Other topics included how the University includes diversity in annual employee reviews and hiring practices, both at University Park and at the Commonwealth Campuses; challenges faced by individuals with disabilities and members of the LGBTQ+ community; and acknowledgement that students, faculty and staff face different needs and challenges around issues of diversity and inclusion.

“Today’s conversation, and the positive energy and candid approach, was a great example of the kinds of discussions we need to continue to have, at all levels of the University,” Whitehurst said. “We heard positive acknowledgement of the strides we have made at Penn State on many fronts, but it also is clear that more needs to be done. Today’s discussion was an illustration of our need to continue to listen to our students, faculty and staff, and to commit the energy and resources necessary to nurture a diverse and inclusive community.”

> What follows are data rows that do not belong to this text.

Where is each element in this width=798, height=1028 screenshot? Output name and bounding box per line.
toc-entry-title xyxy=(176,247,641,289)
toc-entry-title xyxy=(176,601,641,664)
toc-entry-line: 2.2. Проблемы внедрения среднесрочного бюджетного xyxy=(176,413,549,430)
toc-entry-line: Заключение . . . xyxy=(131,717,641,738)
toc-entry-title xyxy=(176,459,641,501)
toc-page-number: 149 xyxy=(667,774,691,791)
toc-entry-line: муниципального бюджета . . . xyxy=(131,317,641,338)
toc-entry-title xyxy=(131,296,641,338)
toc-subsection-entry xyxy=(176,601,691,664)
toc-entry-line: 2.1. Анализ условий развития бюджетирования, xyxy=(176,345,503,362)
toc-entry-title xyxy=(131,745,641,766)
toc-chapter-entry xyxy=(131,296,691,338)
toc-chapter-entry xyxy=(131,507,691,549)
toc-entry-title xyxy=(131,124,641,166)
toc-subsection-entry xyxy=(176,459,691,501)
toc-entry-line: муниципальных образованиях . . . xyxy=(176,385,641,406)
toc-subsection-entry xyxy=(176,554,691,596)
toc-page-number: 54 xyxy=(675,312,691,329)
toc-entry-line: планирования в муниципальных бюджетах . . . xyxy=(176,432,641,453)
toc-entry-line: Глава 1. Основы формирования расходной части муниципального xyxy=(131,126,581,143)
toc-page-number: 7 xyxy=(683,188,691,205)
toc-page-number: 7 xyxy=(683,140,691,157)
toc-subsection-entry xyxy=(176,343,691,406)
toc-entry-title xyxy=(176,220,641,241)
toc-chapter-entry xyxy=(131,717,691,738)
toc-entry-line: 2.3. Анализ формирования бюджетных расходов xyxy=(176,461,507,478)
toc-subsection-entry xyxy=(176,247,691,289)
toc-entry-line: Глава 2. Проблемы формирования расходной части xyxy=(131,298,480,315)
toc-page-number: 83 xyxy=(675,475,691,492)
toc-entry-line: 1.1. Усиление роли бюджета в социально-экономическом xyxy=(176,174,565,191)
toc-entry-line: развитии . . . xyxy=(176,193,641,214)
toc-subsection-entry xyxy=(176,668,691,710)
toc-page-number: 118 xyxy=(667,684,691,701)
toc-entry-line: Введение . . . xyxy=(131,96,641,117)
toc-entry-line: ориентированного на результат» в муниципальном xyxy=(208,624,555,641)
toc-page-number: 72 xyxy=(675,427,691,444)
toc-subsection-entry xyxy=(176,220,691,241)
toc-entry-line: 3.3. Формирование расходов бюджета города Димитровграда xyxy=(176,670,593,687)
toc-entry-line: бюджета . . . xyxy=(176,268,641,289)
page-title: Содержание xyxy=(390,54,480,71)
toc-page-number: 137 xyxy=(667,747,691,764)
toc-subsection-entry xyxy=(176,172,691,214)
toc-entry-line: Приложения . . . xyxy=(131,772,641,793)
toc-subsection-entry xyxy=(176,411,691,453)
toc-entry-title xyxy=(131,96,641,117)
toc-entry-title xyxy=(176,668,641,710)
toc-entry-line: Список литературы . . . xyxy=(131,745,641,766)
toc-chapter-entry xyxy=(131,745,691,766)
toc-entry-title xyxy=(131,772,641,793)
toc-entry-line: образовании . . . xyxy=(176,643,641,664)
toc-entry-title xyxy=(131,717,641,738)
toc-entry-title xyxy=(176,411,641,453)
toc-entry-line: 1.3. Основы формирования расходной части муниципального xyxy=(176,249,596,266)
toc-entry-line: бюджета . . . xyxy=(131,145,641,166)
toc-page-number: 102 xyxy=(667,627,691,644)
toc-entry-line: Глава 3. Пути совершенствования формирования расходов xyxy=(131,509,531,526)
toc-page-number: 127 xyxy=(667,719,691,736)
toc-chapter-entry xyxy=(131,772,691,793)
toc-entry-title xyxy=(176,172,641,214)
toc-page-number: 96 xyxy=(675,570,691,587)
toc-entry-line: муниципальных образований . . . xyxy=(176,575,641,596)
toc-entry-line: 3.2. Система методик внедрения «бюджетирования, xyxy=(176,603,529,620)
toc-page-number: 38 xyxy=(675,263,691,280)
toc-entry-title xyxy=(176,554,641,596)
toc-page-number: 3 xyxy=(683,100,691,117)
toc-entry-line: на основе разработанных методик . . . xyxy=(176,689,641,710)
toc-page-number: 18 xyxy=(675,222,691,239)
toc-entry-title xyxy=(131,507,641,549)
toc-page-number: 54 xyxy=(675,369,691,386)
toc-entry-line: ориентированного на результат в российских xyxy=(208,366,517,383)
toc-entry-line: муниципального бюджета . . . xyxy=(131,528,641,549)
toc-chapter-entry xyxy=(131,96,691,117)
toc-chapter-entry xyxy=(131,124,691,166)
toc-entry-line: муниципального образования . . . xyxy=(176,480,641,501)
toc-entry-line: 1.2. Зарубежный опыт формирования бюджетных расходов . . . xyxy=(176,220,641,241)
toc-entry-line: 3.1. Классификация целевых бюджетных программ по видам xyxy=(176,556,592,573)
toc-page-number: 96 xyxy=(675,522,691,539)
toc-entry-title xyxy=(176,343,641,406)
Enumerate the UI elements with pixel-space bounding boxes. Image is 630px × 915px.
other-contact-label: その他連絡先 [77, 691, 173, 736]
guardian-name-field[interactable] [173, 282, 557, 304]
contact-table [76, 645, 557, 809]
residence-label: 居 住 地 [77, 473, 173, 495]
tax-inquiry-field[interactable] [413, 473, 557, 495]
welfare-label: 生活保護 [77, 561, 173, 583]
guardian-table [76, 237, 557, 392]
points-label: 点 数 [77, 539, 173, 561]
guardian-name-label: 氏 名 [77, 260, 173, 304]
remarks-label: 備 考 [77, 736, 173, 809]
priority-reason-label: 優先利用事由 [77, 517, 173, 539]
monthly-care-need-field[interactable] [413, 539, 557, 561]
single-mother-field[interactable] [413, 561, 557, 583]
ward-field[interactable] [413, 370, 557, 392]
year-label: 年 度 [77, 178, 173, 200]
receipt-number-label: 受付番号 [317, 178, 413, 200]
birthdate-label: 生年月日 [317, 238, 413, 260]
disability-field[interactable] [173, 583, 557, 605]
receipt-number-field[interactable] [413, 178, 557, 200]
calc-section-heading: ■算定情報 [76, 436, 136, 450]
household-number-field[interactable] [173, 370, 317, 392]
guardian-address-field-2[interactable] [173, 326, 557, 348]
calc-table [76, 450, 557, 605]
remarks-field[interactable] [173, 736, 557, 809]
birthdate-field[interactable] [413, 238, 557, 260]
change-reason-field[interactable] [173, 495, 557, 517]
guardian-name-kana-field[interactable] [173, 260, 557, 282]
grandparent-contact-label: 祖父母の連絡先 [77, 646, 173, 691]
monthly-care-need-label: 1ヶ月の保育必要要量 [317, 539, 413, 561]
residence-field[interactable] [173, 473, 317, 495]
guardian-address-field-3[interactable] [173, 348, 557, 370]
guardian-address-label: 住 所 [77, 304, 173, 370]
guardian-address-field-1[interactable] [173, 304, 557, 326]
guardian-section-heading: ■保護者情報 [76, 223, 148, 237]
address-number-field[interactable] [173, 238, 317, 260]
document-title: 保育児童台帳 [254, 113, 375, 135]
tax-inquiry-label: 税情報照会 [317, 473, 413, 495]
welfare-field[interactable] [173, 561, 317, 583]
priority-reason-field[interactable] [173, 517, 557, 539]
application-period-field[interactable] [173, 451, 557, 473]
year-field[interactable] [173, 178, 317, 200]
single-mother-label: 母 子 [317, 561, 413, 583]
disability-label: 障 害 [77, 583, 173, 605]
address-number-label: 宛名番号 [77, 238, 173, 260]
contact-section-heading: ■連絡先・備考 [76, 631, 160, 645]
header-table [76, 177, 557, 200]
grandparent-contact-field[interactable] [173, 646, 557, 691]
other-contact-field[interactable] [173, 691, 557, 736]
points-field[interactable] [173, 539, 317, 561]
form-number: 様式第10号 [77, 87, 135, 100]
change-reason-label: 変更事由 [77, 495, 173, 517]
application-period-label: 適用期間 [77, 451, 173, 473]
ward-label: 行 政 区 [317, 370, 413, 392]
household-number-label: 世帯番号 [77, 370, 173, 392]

Trustee Brandon Short, who joined the board in in July 2018, said open, honest conversations about diversity and inclusion, and a commitment by an organization’s leadership to addressing challenges and holding each other accountable, are key.

“We all need to be willing to hold each other accountable for implementing change,” Short said. “It’s a challenging thing to do, because we all are affected by implicit bias, and there’s never a perfect answer to questions that are so complex. But what we can do is try new things, hold ourselves accountable, track our progress, and change our approach if the steps we take aren’t effective.”

Sonia DeLuca Fernández, associate vice provost for Educational Equity, said diversity, equity and inclusion have and will continue to be a focus at Penn State, and other universities nationwide.

“The question for our team and for our counterparts across the country is how we constantly learn, implementing a rich tradition of research, to better serve students," she said.